"It's pouring into her!" he cried.
"Then, you'll have to pump!"
"We passed an opening some miles to lee. Wouldn't it be better if you ran back there?" Carroll suggested.
"No! I won't run a yard! There's another inlet not far ahead and we'll stand on until we reach it. I'd put her on the beach here, only that she'd go to pieces with the first shift of the wind to westward."
Carroll agreed with this opinion; but there is a great difference between running to leeward with the sea behind the vessel and thrashing to windward when it is ahead, and he hesitated.
"Get the pump started! We're going on!" Vane said impatiently.
Fortunately the pump was a powerful one, of the semi-rotary type, and they had nearly two miles of smoother water before they stretched out of the bay upon the other tack. When they did so, Carroll, glancing down again through the scuttle, could not flatter himself that he had reduced the water. It was comforting, however, to see that it had not increased, though he did not expect that state of affairs to last. When they drove out into broken water, he found it difficult to work the crank. The plunges threw him against the coaming, and the sea poured in over it continually. There are not many men who feel equal to determined toil before their morning meal, and the physical slackness is generally more pronounced if they have been up most of the preceding night; but Carroll recognized that he had no choice. There was too much sea for the boat, even if they could have launched her, and he could make out no spot on the beach where it seemed possible to effect a landing if they ran the sloop ashore. As a result of this, it behooved him to pump.
After half an hour of it, he was breathless and exhausted, and Vane took his place. The sea was higher; the sloop wetter than she had been; and there was no doubt that the water was rising fast inside of her. Carroll wondered how far ahead the inlet lay; and the next two hours were anxious ones to both of them. Turn about, they pumped with savage determination and went back, gasping, to the helm to thrash the boat on. They drove her remorselessly; and she swept through the combers, tilted and streaming, while the spray scourged the helmsman's face as he gazed to weather. The men's arms and shoulders ached from working in a cramped position; but there was no help for it. They toiled on furiously, until at last the crest of a crag for which they were heading sloped away in front of them.

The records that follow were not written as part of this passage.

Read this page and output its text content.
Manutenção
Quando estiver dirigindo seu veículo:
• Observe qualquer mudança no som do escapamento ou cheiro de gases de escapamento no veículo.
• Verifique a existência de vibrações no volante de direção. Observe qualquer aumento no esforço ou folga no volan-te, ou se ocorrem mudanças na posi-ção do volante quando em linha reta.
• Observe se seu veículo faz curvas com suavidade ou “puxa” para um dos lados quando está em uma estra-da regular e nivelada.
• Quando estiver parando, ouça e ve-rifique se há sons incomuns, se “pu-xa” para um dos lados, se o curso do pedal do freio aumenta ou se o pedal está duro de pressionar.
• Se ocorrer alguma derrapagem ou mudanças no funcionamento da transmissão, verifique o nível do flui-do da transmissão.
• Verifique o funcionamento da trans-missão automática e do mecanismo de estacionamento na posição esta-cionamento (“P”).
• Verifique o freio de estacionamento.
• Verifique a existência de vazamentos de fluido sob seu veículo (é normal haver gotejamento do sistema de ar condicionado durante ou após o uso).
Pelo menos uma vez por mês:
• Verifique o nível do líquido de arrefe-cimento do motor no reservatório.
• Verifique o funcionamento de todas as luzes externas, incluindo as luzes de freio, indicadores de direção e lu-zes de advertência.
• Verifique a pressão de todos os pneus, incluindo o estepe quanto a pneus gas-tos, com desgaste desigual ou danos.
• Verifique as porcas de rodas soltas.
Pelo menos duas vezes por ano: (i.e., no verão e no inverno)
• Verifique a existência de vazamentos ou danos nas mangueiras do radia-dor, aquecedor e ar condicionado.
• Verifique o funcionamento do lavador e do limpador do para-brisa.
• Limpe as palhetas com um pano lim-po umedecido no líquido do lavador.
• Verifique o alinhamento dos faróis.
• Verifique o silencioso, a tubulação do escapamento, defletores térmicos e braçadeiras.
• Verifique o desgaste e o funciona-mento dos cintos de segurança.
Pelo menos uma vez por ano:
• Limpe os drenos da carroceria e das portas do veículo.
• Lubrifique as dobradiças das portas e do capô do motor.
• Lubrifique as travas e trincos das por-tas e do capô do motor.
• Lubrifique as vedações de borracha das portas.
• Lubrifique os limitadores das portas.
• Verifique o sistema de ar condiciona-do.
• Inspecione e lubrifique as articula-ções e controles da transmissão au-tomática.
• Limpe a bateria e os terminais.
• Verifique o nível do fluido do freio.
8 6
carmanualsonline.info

A few minutes later they drove past the end of it into a broad lane of water. The wind was suddenly cut off; the combers fell away; and the sloop crept slowly up the inlet, which wound, green and placid, among the hills, with long ranks of firs dropping steeply to the edge of the water. Vane loosed the pump handle, and striding to the scuttle looked down at the flood which splashed languidly to and fro below.
"It strikes me as fortunate that we're in," he commented. "Another half-hour would have seen the end of her. Let her come up a little! There's a smooth beach to yonder cove."